But once she'd returned to life she was too wide-awake to calm down. She'd dozed and thought about Bernardino, how he'd promoted her. She'd thought about the search for the poor little girl who'd been held for ransom by a neighbor, then murdered. Her first kidnaping and homicide. April had been the one to see the little sneakered foot peeking out of a half-zipped sleeping bag in a pile of garbage behind a Chinatown building, years ago. Now Bernardino was gone, efficiently executed by what appeared to be a professional. But why Bernie?

April had been in a lot of fights over the years, but only practice fights. Competition. Nobody had ever tried to kill her. Last night a man had tried to kill her. Now she knew what it felt like, and it didn't feel good. She wouldn't forget that iron forearm pressing into her neck. Her defensive moves kept playing in her head. Pathetic. She'd resisted, but not well enough. A little more pressure and he would have crushed her voice box-and maybe ended her life as well. He could have snapped her neck like a twig, as he'd done to Bernardino, but he hadn't. She was lucky. But she didn't feel lucky; she felt shamed.

All through the night her privacy curtain was pulled all the way around her bed, and the faint glow of the night-light beamed ten thousand questions at her. People didn't usually kill cops on purpose. Sometimes they got in the way when something bad was happening, like a cop walking into a particularly violent domestic dispute and getting knifed while trying to break up a fight. Or someone responding to a radio call for a DUI and ending up shot in the face when he approached the driver's side of the car. Nothing personal. Accidents.

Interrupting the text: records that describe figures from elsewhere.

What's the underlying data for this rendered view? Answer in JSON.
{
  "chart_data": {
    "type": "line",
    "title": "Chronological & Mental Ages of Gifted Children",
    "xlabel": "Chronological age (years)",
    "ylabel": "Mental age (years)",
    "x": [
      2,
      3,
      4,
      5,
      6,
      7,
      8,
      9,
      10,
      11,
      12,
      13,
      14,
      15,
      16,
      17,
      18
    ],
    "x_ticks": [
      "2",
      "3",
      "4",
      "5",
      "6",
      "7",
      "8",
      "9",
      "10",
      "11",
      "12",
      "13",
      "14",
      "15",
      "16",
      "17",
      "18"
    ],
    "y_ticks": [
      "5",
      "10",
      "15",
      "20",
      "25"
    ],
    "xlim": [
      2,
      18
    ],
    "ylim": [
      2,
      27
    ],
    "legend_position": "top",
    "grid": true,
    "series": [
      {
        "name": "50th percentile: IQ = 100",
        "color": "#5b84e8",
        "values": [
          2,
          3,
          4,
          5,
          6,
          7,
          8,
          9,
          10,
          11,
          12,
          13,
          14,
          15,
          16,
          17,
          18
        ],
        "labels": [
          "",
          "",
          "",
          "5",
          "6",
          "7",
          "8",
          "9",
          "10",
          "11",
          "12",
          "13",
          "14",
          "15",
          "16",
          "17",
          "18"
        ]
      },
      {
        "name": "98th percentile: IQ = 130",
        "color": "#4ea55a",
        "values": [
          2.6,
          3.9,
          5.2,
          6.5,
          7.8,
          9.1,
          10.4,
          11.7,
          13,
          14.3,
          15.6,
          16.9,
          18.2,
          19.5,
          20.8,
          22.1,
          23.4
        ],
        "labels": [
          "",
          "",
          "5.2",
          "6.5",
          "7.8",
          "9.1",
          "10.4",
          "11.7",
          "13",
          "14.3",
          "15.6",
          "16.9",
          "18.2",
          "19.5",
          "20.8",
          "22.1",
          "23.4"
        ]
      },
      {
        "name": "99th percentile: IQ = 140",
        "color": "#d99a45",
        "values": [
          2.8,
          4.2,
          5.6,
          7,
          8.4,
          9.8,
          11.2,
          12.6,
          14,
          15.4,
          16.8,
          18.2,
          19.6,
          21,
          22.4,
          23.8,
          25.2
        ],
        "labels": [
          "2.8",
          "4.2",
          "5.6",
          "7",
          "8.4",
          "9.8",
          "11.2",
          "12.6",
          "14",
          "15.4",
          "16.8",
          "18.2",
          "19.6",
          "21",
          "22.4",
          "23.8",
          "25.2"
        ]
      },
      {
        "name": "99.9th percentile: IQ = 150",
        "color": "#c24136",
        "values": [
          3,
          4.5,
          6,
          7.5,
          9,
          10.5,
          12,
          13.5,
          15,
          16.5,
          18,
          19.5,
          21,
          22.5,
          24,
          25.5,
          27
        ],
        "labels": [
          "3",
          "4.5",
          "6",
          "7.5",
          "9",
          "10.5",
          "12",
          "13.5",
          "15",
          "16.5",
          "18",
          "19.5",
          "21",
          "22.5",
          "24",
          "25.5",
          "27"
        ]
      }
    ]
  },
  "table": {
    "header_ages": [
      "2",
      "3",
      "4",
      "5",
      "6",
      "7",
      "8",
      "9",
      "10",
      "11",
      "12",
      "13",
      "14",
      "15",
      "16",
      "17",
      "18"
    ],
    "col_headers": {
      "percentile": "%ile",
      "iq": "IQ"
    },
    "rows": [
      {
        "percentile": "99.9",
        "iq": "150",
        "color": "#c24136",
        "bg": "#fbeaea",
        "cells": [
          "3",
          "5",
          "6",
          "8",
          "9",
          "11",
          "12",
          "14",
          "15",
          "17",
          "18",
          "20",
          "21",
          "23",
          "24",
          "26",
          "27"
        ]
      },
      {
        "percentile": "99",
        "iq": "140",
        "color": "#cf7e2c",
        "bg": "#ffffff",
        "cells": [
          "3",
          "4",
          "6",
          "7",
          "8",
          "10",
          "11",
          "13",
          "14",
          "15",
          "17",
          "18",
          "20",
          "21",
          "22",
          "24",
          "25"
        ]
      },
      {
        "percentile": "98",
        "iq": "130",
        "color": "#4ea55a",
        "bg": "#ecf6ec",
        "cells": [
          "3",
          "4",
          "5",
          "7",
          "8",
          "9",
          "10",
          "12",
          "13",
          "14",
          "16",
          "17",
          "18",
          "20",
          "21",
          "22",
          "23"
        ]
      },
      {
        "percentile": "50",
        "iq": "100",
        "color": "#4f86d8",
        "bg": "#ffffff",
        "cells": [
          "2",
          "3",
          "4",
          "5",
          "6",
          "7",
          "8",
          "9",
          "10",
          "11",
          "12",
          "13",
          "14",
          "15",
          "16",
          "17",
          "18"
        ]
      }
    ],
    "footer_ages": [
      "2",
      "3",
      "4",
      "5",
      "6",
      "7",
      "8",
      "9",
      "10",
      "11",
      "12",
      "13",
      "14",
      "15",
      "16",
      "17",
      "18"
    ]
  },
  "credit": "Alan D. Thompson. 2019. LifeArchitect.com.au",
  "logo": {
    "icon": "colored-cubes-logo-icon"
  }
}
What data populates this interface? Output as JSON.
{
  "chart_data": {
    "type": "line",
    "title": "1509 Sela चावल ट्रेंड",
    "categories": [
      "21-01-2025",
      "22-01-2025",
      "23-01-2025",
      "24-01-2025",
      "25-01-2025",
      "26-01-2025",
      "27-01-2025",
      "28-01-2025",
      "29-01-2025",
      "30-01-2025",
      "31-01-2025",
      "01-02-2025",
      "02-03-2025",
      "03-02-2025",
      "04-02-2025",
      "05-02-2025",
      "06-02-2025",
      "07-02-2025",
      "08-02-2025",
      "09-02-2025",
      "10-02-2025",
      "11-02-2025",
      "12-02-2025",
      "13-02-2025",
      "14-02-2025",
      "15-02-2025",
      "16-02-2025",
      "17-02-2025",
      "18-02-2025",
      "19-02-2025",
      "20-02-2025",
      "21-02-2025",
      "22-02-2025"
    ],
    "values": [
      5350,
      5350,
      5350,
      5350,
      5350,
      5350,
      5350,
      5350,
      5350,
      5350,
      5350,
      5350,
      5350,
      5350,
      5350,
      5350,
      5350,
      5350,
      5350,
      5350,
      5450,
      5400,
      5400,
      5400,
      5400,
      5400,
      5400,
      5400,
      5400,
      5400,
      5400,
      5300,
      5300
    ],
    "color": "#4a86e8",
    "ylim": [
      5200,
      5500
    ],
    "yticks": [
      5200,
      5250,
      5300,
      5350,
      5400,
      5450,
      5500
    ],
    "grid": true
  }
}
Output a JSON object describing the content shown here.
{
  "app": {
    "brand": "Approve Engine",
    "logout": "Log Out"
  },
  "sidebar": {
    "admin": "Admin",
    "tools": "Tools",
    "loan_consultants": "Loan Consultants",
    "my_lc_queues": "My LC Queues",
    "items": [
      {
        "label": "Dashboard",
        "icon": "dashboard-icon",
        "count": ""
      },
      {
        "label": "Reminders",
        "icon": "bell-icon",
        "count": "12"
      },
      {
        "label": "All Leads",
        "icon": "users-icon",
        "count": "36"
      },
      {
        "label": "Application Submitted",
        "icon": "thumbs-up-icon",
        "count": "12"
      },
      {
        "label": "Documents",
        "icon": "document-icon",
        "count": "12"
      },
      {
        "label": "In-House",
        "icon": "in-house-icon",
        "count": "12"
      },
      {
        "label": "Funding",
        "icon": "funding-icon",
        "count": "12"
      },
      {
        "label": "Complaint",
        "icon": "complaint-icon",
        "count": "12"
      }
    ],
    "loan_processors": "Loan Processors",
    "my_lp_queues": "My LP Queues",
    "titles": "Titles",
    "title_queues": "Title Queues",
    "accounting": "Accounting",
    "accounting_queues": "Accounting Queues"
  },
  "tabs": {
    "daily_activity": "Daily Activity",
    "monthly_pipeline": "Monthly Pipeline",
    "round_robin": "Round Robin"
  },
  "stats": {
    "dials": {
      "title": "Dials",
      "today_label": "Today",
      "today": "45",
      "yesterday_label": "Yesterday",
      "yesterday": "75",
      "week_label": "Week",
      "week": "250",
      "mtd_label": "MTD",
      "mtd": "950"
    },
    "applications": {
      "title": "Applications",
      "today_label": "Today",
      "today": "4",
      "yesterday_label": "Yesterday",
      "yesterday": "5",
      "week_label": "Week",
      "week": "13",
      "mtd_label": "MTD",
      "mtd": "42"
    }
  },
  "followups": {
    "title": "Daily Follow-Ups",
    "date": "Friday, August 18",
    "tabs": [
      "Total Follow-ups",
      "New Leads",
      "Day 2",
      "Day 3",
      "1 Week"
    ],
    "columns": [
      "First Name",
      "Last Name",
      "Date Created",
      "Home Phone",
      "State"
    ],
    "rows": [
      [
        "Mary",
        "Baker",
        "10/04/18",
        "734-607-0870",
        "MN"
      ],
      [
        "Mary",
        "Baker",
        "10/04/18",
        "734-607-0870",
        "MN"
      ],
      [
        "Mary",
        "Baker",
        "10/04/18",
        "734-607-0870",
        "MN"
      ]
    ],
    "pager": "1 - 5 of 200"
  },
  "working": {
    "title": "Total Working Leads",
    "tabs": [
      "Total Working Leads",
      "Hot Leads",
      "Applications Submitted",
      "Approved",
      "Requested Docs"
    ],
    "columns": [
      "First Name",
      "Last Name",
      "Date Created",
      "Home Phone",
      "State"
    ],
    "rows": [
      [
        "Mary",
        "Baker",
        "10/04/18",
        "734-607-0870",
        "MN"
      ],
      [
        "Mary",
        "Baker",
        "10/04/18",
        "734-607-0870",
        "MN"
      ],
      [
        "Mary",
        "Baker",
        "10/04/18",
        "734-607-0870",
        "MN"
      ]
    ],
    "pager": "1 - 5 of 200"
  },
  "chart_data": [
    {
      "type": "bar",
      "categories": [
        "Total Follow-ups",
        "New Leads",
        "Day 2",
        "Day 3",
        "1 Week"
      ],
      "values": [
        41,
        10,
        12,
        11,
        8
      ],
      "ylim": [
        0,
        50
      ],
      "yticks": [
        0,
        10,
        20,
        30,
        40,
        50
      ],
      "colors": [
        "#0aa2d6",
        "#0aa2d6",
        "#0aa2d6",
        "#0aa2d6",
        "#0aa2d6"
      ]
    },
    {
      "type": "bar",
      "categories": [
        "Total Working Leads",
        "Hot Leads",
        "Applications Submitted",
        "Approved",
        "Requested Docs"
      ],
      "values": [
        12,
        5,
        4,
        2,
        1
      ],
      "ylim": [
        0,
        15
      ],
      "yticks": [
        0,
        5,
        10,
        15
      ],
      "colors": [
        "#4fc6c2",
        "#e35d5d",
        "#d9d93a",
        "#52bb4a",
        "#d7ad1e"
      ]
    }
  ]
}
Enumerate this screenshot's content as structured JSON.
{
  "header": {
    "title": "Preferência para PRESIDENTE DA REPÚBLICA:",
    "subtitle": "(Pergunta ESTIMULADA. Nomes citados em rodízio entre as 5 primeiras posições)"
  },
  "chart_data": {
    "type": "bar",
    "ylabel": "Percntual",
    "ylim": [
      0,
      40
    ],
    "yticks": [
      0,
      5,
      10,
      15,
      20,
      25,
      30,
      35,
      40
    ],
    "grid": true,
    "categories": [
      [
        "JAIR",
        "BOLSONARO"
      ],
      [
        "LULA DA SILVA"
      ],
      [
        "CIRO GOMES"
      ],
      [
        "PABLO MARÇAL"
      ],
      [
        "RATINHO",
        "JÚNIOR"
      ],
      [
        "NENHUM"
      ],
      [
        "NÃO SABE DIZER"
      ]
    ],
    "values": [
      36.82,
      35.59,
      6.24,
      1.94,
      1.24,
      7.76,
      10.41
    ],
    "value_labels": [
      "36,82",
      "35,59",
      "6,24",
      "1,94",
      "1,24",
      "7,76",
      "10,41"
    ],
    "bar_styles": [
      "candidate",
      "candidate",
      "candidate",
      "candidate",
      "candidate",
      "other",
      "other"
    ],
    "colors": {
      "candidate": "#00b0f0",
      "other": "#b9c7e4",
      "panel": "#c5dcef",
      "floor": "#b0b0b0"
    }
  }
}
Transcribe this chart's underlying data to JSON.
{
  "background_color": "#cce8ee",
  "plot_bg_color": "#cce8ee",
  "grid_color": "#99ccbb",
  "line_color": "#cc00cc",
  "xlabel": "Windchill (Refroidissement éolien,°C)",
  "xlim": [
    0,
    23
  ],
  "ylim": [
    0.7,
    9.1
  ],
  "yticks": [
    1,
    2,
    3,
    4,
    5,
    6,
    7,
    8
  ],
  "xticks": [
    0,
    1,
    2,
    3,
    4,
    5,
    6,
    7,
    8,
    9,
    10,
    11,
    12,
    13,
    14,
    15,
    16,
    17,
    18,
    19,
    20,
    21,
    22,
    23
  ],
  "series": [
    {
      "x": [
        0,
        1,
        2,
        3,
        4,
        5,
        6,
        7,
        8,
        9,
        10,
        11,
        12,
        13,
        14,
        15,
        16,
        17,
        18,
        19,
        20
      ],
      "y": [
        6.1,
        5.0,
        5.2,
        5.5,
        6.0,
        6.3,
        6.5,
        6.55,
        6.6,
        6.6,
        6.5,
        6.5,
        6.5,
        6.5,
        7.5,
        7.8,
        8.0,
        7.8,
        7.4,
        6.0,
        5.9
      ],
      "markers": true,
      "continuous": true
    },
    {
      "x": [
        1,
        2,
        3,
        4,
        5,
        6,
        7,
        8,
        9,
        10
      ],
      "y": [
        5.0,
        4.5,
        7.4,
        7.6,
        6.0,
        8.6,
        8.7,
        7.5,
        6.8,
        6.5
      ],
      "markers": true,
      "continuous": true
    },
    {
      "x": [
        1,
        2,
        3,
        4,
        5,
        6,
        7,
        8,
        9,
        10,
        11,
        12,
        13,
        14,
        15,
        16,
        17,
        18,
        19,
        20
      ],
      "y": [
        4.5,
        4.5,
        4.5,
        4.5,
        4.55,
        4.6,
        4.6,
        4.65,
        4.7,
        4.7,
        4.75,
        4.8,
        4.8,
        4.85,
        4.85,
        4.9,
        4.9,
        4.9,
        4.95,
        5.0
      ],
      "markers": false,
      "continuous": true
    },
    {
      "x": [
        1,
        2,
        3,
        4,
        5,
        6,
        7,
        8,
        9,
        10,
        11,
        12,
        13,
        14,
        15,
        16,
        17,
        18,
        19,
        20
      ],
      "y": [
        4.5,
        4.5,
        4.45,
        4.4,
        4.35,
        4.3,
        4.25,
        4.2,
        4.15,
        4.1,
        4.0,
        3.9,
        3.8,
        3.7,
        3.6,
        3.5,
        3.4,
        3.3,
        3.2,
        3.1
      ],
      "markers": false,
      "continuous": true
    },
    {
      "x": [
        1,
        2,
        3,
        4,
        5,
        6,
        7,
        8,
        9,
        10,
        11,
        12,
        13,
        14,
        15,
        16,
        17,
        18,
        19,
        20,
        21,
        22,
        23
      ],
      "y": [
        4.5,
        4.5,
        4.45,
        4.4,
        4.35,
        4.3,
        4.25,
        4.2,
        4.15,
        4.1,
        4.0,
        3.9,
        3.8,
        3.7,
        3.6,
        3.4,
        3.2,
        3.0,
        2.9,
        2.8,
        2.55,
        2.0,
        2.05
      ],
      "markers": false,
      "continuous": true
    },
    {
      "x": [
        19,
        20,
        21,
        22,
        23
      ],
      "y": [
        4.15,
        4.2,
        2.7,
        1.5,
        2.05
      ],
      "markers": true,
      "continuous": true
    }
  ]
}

Cops didn't get assassinated after their retirement parties. This was personal. April knew Bernardino. She'd worked with him and known his cases, but that was years ago. She had no idea what he'd been working on lately. She worried about it, drifted off to sleep, was awakened when a new patient was brought in at four-fifteen. She could hear the nurses whispering. It was an old woman with death-rattle breathing. April didn't want her to die right next to her. One death that night was enough. She wanted to go home.